Because factor VIIa is only susceptible to inhibition by antithrombin when it is bound to tissue factor, and because the resulting factor VIIa-AT complexes are released from tissue factor, the circulating levels of factor VIIa-AT reflect the degree of exposure of tissue factor to the blood. Such intravascular exposure of tissue factor is expected to result from inflammatory states and in fact has previously been shown to drive the lethal coagulopathy associated with sepsis (De Boer, J. P. et al. 1993. “Activation patterns of coagulation and fibrinolysis in baboons following infusion with lethal or sublethal dose of Escherichia coli,” Circ Shock 39:59-67; Drake, T. A. et al. 1993. “Expression of tissue factor, thrombomodulin, and E-selectin in baboons with lethal Escherichia coli sepsis,” Am J Pathol 142:1458-1470b; and Taylor, F. B. et al. 1991. “Lethal E. coli septic shock is prevented by blocking tissue factor with monoclonal antibody,” Circ Shock 33:127-134). In addition, ongoing intravascular exposure of tissue factor, possibly due to chronic inflammatory conditions, may contribute to hypercoagulable states that could lead to the development of thrombotic diseases. For these reasons, it is of interest to be able to estimate the level of intravascular exposure of tissue factor.

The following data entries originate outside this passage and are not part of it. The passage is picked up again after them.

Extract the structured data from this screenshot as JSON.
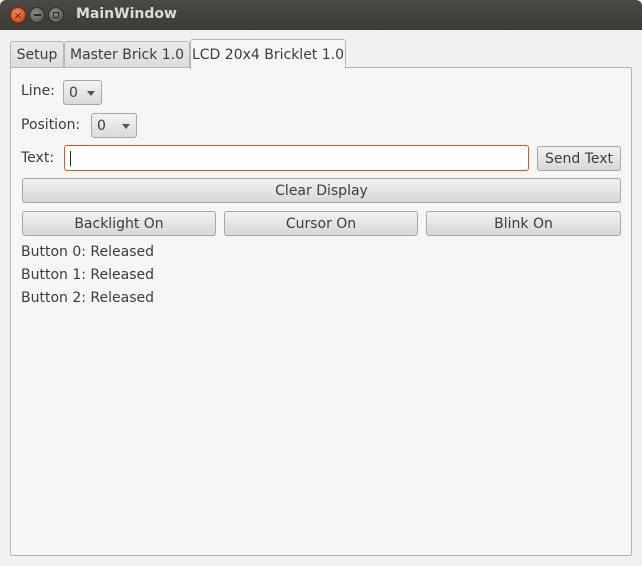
{
  "window": {
    "title": "MainWindow"
  },
  "tabs": [
    {
      "label": "Setup"
    },
    {
      "label": "Master Brick 1.0"
    },
    {
      "label": "LCD 20x4 Bricklet 1.0"
    }
  ],
  "form": {
    "line_label": "Line:",
    "line_value": "0",
    "position_label": "Position:",
    "position_value": "0",
    "text_label": "Text:",
    "text_value": "",
    "send_text_label": "Send Text",
    "clear_display_label": "Clear Display",
    "backlight_label": "Backlight On",
    "cursor_label": "Cursor On",
    "blink_label": "Blink On"
  },
  "buttons_status": [
    "Button 0: Released",
    "Button 1: Released",
    "Button 2: Released"
  ]
}
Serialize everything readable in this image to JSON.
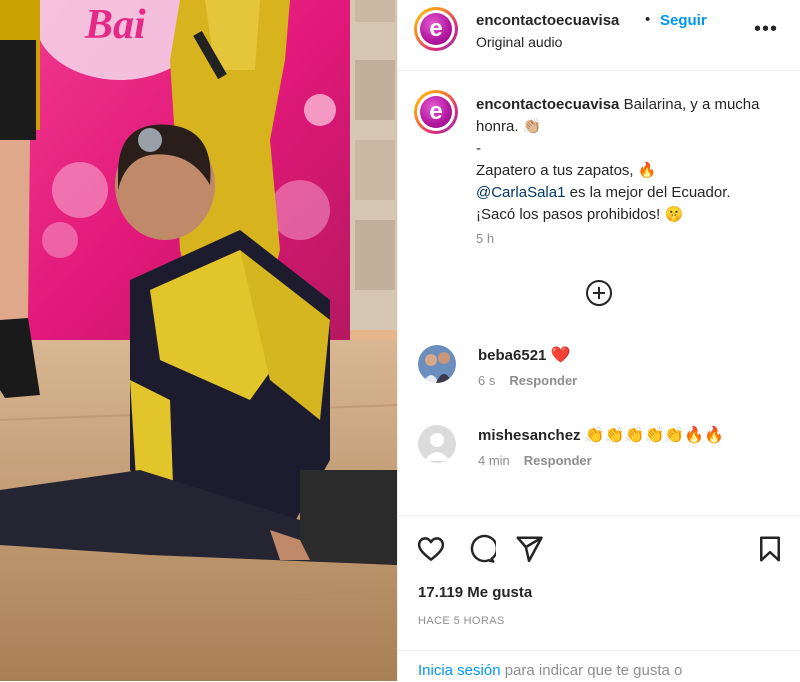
{
  "post": {
    "username": "encontactoecuavisa",
    "bullet": "•",
    "follow_label": "Seguir",
    "audio_label": "Original audio",
    "more_label": "•••"
  },
  "caption": {
    "username": "encontactoecuavisa",
    "line1": "Bailarina, y a mucha honra. 👏🏼",
    "dash": "-",
    "line2": "Zapatero a tus zapatos, 🔥",
    "mention": "@CarlaSala1",
    "line3": " es la mejor del Ecuador.",
    "line4": "¡Sacó los pasos prohibidos! 🤫",
    "time": "5 h"
  },
  "comments": [
    {
      "user": "beba6521",
      "text": "❤️",
      "time": "6 s",
      "reply": "Responder"
    },
    {
      "user": "mishesanchez",
      "text": "👏👏👏👏👏🔥🔥",
      "time": "4 min",
      "reply": "Responder"
    }
  ],
  "stats": {
    "likes": "17.119 Me gusta",
    "date": "HACE 5 HORAS"
  },
  "login": {
    "link": "Inicia sesión",
    "rest": " para indicar que te gusta o"
  },
  "icons": {
    "like": "heart-icon",
    "comment": "comment-icon",
    "share": "paper-plane-icon",
    "save": "bookmark-icon",
    "add_comment": "plus-circle-icon"
  },
  "media": {
    "sign_text": "Bai"
  },
  "colors": {
    "accent": "#0095f6",
    "brand": "#b1169e",
    "text": "#262626",
    "muted": "#8e8e8e"
  }
}
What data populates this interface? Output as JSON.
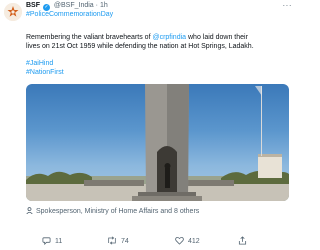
{
  "account": {
    "name": "BSF",
    "handle": "@BSF_India",
    "separator": "·",
    "time": "1h"
  },
  "tweet": {
    "hashtag_top": "#PoliceCommemorationDay",
    "text_part1": "Remembering the valiant bravehearts of ",
    "mention": "@crpfindia",
    "text_part2": " who laid down their",
    "line2": "lives on 21st Oct 1959 while defending the nation at Hot Springs, Ladakh.",
    "hashtag1": "#JaiHind",
    "hashtag2": "#NationFirst"
  },
  "media": {
    "tagged": "Spokesperson, Ministry of Home Affairs and 8 others"
  },
  "actions": {
    "replies": "11",
    "retweets": "74",
    "likes": "412"
  },
  "icons": [
    "bsf-logo-icon",
    "verified-badge-icon",
    "more-options-icon",
    "person-tag-icon",
    "reply-icon",
    "retweet-icon",
    "like-icon",
    "share-icon"
  ],
  "colors": {
    "link": "#1d9bf0",
    "text": "#0f1419",
    "muted": "#536471",
    "sky": "#4a89c7"
  }
}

It has now been found that measurable levels of factor VIIa-AT complexes are found in plasma and can be used to estimate the level of intravascular exposure of tissue factor. An ELISA assay has been developed for measuring the levels of factor VIIa-AT complexes in plasma Antibodies for use in the ELISA and methods of using the assay to assess patient risk or monitor anticoagulant therapy are also disclosed.